By TREVOR HOGG
Images courtesy of Netflix.
When Italian writer Carlo Collodi published the novel The Adventures of Pinocchio in 1883 about a wooden marionette who desires to become a real boy, the movie industry did not exist. The story has taken a life of its own on the big screen with the most famous being the 1940 Disney animated classic, but this did not deter filmmaker Guillermo del Toro (The Shape of Water) to put forth his own version of the fairy tale utilizing stop-motion animation, and partnering with co-director Mark Gustafson (The PJs) and Netflix. “The biggest challenge is that it took almost two decades to get this made,” del Toro notes. “It was a completely new approach to the material that made the pilgrimage through the world of financing and logistics difficult.”

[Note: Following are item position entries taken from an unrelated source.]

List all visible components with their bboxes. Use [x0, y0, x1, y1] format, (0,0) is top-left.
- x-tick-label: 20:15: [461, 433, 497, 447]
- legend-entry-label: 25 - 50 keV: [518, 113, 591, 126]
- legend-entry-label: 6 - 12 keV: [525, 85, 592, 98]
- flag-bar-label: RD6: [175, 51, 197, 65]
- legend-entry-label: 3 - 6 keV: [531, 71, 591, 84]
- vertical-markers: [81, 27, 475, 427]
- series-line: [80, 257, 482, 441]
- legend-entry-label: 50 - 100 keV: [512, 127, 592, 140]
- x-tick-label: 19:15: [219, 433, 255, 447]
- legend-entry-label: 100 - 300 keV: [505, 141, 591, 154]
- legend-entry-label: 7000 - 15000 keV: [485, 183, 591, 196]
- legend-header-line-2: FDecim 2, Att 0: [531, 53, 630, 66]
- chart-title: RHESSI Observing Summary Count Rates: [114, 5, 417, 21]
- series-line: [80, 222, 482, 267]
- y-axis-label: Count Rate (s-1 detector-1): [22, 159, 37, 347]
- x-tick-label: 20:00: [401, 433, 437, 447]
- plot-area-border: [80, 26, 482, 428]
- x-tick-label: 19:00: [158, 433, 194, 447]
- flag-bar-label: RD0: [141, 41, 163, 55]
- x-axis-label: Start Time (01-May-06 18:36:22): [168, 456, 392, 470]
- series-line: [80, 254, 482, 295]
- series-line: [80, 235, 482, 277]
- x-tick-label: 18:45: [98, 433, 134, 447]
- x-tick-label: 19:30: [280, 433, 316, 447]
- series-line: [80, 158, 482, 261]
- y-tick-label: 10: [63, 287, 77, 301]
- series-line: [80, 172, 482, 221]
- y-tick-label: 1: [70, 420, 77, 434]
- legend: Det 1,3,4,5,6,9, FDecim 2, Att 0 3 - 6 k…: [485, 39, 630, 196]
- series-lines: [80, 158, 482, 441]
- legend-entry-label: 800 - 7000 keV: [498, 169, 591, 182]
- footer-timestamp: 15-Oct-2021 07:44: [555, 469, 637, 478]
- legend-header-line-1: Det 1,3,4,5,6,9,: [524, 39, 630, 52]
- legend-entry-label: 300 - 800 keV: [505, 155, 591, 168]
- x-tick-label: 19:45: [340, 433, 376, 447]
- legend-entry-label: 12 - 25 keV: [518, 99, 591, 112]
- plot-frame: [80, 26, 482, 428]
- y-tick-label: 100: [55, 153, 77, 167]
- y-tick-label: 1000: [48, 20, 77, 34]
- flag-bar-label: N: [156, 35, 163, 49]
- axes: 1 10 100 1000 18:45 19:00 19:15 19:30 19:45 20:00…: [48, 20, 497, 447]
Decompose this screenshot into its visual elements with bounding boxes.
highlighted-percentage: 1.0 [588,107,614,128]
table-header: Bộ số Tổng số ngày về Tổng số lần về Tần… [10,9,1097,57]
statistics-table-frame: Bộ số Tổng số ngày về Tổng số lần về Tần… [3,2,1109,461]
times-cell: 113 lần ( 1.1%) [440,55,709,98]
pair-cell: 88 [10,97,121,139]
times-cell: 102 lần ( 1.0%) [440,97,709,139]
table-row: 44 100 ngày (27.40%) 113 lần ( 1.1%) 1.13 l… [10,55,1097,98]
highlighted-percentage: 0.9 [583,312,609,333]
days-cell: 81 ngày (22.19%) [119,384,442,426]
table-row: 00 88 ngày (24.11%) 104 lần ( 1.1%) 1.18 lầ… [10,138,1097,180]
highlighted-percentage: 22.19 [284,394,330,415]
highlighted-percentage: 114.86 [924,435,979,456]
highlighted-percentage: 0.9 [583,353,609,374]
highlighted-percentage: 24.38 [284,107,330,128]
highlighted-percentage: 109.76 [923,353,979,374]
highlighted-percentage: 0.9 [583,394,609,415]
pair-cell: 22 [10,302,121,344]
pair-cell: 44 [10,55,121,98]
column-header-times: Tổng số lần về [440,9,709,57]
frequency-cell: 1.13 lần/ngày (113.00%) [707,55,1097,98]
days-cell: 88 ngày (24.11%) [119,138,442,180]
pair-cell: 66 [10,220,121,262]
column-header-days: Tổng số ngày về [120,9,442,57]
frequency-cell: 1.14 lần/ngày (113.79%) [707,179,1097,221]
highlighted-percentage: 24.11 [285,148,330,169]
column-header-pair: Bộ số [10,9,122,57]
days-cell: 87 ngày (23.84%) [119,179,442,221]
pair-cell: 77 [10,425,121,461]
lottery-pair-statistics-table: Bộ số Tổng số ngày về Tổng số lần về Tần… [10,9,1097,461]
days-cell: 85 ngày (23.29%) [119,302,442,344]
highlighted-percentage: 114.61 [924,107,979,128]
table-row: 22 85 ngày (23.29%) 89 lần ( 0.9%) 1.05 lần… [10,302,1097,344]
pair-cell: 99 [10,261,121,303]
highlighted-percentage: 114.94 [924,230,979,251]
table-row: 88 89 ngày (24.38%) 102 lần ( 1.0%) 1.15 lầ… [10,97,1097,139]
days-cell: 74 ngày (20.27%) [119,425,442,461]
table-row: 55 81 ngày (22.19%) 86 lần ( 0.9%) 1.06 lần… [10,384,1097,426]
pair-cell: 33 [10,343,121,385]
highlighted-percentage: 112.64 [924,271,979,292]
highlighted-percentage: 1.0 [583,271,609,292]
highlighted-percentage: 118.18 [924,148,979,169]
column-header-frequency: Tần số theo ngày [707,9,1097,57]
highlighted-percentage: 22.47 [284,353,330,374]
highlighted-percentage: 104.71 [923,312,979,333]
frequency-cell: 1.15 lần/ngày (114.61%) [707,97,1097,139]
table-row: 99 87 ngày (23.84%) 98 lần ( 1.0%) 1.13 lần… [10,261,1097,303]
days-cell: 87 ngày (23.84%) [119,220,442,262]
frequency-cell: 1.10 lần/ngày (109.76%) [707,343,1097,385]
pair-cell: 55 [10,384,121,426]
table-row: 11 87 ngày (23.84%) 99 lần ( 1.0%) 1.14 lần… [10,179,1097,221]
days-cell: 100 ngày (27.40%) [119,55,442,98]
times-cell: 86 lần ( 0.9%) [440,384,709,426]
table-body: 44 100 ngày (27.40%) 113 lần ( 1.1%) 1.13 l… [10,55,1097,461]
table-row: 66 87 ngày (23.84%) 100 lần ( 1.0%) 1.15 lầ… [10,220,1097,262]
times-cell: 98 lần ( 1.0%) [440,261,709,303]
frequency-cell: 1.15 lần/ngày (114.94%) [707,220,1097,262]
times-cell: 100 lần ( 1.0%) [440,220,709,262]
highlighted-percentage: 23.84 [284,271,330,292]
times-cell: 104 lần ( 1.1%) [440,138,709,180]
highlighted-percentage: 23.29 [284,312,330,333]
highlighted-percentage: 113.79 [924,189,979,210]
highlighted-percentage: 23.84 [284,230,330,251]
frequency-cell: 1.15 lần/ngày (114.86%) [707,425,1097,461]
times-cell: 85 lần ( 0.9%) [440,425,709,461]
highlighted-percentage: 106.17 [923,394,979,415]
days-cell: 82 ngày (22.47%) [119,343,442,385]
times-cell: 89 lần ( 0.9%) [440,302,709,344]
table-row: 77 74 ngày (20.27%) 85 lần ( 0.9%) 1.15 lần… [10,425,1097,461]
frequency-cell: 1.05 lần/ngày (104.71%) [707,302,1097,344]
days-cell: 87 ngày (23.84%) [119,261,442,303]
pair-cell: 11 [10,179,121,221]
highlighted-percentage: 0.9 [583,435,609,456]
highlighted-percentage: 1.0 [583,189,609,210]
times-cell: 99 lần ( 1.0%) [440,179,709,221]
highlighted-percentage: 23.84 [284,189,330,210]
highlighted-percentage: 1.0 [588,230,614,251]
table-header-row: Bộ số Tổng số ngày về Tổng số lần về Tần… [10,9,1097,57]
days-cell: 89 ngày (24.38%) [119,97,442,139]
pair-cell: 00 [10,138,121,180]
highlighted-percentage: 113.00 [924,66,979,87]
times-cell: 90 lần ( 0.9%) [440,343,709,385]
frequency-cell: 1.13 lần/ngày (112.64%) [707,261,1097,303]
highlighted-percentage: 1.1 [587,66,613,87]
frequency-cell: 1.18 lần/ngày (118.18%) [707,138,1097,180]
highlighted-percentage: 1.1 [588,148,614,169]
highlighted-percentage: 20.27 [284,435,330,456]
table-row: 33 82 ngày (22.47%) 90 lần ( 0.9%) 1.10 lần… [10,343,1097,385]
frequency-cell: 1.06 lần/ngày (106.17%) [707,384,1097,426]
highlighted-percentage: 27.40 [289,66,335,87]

In Guillermo del Toro’s Pinocchio, the title character does not transform into flesh and blood. “That was clear to me from the start,” del Toro explains. “In a way, it’s about subverting and finding new meaning on the themes of Pinocchio. One is that disobedience is actually the beginning of thought and conscience, which goes against the idea that a good boy is a boy who obeys. The second one is the idea that you don’t have to transform yourself to be loved. You can be loved for exactly who you are.”
Character traits influenced the design of the puppets. “There are practical considerations because they do physically exist,”
Gustafson notes. “Some of those limitations can play to your advantage. Pinocchio is a perfect character to do in stop-motion because he is a puppet. There is something simpler about Pinocchio that makes the audience lean in and connect with him. His face isn’t all over the place. We wanted him to be made of wood, and that brings a power once you figure out this language.”